Alles beginnt in der Provinz. Geronnene Reiseeindrücke eröffnen „Nach den Satiren“. Der Band umfasst Gedichte aus den Jahren 1994 bis 1999. Wer aber glaubt, die Provinz fungiere als Refugium, als Ort, wo man die politische Topographie hinter sich lassen kann, irrt. Zugegeben: Zeilen wie „Die Stille um einen toten Maulwurf / Am Rand eines Weizenfelds, sie trügt“ offenbaren eine ziemlich schräge Vorstellung von Naturlyrik. Wäre doch gelacht, wenn sich auf dieser böhmischen Straße, so die geographische Einordnung, nicht doch eine Allegorie finden ließe. Zumindest ist dies dritte Provinzgedicht von der Realität längst eingeholt. „Kommandos im Eilmarsch“; der Kadaver von Gewürm umgeben, von Käfern. Und über allem der Greifvogel. Die Luftabwehr? „Vom Bauchfell / Tragen fliegende Händler (oder sind es Reporter) / Die Botschaft in alle vier Winde: Ein Aas, ein Aas!“ Als ob die Medienrealität der Kriege sich bereits ins Tierreich eingeschlichen hätte.

Satiren, sagt das Lexikon hölzern, seien ursprünglich Stegreifdichtungen gegen den Verfall einer Stadt. Spontanes findet sich bei Grünbein allerdings nicht. Die Texte wirken wie immer durchgearbeitet bis zu einer Perfektion, die mitunter den Eindruck kalter Erstarrung hinterlässt. Und was bedeutet die zeitliche Bestimmung? Nach den Satiren. Kommt jede Hilfe zu spät, sei sie sprachlicher oder sonstwelcher Art? Stets betont der Autor, wie gern er die Ideologien hinter sich gelassen hat.

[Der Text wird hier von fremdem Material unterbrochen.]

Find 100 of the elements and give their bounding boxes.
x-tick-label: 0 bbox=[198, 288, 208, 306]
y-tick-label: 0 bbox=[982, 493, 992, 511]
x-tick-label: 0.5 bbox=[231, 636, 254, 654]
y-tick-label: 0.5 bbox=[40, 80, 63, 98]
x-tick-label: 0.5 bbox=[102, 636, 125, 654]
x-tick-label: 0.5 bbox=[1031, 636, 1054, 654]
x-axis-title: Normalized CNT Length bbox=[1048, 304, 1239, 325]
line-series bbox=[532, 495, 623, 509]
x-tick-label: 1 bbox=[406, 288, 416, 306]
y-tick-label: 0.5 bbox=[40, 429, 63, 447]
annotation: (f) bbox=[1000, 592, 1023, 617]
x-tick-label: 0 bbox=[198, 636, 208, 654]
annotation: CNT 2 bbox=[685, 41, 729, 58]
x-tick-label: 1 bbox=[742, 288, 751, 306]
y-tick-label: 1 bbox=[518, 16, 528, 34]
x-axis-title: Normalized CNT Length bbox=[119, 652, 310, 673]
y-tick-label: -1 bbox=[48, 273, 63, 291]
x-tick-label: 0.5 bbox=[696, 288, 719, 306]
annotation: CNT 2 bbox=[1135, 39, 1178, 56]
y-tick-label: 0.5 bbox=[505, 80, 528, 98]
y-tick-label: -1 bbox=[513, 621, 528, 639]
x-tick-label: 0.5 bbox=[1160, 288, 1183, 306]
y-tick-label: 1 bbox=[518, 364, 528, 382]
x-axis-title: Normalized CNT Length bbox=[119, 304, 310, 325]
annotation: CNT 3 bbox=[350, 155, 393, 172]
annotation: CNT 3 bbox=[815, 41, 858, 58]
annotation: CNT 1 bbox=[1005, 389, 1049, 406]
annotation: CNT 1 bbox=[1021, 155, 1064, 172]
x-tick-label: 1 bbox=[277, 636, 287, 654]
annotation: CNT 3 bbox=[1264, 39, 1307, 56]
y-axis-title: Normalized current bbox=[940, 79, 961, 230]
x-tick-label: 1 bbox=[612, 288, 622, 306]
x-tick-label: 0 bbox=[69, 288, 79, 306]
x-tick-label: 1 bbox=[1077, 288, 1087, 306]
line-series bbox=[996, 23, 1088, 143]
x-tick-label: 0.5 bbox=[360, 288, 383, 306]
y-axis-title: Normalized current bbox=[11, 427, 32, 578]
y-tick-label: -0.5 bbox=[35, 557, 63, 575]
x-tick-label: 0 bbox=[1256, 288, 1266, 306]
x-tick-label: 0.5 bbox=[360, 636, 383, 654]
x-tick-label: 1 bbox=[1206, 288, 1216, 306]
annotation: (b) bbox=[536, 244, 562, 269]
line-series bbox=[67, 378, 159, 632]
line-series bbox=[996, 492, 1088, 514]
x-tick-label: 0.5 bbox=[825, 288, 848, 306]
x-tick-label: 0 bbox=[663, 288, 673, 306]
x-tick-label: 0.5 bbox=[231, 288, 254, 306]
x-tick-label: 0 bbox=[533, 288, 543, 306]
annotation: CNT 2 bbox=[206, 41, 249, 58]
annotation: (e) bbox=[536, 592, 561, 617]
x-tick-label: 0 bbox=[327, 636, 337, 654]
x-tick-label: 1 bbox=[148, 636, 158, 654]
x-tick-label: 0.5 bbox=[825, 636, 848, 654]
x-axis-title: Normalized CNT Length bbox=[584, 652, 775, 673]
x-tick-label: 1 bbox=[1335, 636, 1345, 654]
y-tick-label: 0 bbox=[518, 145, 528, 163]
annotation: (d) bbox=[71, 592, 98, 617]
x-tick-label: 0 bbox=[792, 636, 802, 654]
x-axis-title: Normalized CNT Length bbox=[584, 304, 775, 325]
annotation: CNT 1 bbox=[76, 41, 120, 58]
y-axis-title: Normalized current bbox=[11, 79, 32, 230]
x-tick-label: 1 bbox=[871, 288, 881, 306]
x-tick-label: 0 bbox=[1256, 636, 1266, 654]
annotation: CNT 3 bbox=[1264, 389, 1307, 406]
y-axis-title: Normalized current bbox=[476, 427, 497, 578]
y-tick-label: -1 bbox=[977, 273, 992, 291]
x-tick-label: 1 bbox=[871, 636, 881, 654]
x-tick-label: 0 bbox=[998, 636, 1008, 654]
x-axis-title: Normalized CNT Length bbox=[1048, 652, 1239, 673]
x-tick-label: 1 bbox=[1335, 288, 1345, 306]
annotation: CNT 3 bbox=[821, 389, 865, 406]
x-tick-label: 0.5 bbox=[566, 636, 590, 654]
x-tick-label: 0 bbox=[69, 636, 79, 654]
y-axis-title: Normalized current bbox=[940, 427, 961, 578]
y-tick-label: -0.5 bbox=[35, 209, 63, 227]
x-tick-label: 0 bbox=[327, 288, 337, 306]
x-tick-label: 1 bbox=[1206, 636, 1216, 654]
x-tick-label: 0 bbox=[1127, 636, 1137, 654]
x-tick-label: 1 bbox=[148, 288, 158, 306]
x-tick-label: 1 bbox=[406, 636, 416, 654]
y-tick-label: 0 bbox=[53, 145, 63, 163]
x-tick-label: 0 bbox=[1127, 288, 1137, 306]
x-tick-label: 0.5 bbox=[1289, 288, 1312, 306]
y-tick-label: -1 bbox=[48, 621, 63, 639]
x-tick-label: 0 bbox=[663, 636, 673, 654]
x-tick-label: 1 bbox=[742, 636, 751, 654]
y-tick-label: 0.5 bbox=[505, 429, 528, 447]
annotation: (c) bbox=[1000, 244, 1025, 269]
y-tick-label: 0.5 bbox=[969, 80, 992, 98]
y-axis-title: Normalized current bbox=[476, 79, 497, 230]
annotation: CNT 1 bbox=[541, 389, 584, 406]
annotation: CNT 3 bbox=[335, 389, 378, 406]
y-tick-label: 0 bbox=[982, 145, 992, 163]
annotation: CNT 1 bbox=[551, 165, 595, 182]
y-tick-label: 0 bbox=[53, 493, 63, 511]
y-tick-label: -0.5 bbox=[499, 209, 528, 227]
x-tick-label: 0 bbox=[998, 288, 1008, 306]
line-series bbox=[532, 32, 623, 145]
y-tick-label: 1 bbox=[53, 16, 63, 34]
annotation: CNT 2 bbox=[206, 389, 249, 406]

Erneut hebt er an zum posthistorischen Rundgang durchs „Schlachthaus Europa“.

Genüsslich stochert er im Geschichtsmüll wie in dem, was von der (Dicht-)Kunst übrigbleibt. „Und dass es Tod nicht gibt, nur Tote... endlich war / Auch diese Einsicht nah.“ So heißt es in der Abteilung „Nachbilder. Sonette“. Zeitlose, fast mythische Vorstellung von Vergänglichkeit. Nach den Satiren ist nicht allein zeitlich zu verstehen, sondern auch als eine Bewegung des ,Hinterherschreibens'. In Anlehnung an Juvenalis deutet der Autor die Randbereiche zwischen Wachheit und Traum, zwischen Schlaf und Schlaflosigkeit aus.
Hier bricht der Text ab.